Directed by the leader of the troupe, Jay Chandrasekhar, the film is basically a rehashing of the original with one very noticeable difference (more of that to come). It’s fascinating to see how little the men have changed since 2001, and honestly, it made me feel pretty old while rekindling some serious nostalgia.

There are more references to jokes in the original than I could count; it almost seemed like an homage to its predecessor at times. It may have been a cult classic, but it wasn’t that good. Additionally, the cameos increased significantly. From Seann William Scott, to Rob Lowe, and yes, Fred Savage. Fans of the original came out of the woodwork to contribute, and it absolutely added fuel to the good-time vibe.  

Same shenanigans, new chicanery. The show is stolen by the trio of Canadian Mounties, played by Hayes MacArthur, Will Sasso and Tyler Labine. Every scene they are in is an exaggeration of stereotypes and accents, but admittedly, it is completely hilarious and justifies a viewing for this aspect alone. The one thing that threw me off was thinking that Hayes MacArthur was a well-disguised Johnny Knoxville through the whole movie, and I suppose that made the whole experience even richer.

Some might say Rob Lowe is the highlight, and although it is funny seeing him play a brothel-owning, former semi-pro-hockey-player-turned mayor of a small Canadian town, and seeing him go to an extremely NSFW comedic device is a once-in-a-lifetime cinematic experience, he’s been better (“Parks and Rec”). That said, his addition is a nice touch.

There is a clear emphasis placed on the antagonist of the group, the ostracized and oft-maligned officer Rod Farva (Kevin Heffernan). He is pure, unfiltered, inappropriate, juvenile humor, and I, for one, found it delightful. He epitomizes what the troupe intends to deliver at its most extreme, and although all five men contribute different strengths, Heffernan is the catalyst of the comedy.

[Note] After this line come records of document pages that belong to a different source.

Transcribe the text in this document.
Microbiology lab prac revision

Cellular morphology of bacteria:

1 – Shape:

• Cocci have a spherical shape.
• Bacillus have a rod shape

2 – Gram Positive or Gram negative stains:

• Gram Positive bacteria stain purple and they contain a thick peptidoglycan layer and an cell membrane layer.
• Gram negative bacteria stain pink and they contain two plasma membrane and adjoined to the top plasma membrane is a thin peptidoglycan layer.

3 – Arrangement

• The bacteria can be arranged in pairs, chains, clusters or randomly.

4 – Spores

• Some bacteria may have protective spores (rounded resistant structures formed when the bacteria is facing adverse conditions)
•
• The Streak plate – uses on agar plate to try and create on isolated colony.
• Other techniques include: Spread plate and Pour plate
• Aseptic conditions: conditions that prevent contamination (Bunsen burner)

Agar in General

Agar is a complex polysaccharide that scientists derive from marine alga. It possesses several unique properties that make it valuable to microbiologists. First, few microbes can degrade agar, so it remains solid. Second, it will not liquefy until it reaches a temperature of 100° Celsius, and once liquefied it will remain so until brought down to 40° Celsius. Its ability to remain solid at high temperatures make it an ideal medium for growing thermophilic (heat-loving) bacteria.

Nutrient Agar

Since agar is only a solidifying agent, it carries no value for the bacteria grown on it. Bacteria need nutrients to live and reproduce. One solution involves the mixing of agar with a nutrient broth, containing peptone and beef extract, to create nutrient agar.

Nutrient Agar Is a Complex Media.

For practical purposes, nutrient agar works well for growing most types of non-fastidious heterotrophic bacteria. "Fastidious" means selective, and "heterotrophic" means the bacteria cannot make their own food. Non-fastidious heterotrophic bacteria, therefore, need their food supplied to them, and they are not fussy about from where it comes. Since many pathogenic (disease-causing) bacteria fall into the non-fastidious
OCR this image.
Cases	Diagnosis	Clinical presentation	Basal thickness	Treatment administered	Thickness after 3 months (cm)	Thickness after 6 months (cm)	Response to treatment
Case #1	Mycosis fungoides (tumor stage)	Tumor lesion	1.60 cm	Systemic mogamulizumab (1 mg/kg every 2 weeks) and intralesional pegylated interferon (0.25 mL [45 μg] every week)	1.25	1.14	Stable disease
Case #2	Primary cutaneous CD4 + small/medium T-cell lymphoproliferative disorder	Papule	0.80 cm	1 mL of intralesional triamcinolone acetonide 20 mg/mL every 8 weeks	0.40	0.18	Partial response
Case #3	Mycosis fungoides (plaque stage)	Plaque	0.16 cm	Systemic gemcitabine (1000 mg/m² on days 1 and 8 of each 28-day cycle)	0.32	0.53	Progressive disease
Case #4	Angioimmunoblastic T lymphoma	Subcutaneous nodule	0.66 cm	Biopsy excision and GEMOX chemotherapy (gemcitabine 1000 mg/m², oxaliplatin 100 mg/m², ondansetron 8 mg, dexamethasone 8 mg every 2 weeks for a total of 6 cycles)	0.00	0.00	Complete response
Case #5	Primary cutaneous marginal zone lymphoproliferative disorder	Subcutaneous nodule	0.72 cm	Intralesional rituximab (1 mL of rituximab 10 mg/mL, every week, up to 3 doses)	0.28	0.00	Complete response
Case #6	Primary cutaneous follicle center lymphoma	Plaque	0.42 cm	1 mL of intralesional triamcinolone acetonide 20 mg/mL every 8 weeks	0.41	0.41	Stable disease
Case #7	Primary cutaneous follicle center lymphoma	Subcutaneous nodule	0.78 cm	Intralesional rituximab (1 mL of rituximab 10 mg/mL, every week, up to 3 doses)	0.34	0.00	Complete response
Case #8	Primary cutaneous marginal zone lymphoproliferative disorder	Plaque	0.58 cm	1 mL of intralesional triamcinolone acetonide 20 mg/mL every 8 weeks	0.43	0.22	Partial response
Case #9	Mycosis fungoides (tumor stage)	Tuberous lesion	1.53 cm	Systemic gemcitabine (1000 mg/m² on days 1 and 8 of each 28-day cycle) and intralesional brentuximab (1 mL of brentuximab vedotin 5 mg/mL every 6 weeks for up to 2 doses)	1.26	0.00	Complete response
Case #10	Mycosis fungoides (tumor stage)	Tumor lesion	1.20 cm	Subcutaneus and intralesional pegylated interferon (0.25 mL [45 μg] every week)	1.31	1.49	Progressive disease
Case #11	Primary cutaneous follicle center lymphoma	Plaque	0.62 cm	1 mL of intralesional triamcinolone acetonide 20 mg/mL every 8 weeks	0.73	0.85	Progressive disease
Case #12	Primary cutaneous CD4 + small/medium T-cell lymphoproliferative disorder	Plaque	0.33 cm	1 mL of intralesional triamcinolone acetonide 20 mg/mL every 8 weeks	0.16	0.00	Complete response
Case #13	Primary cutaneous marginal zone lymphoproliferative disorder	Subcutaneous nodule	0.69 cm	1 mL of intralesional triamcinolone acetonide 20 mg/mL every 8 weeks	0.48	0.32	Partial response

Stay through the credits to find out about the infamous “Fred Savage incident” that cost them their jobs, and I guarantee if you enjoyed the original, you will have a good time with the sequel. I think expectations for comedy follow-ups are held to a slightly lower standard than other genres, so for that I will give it a stronger recommendation than I might otherwise. It’s rude, quirky, but all in good fun, meow. For a raunchy comedy, it delivers like chips in poutine.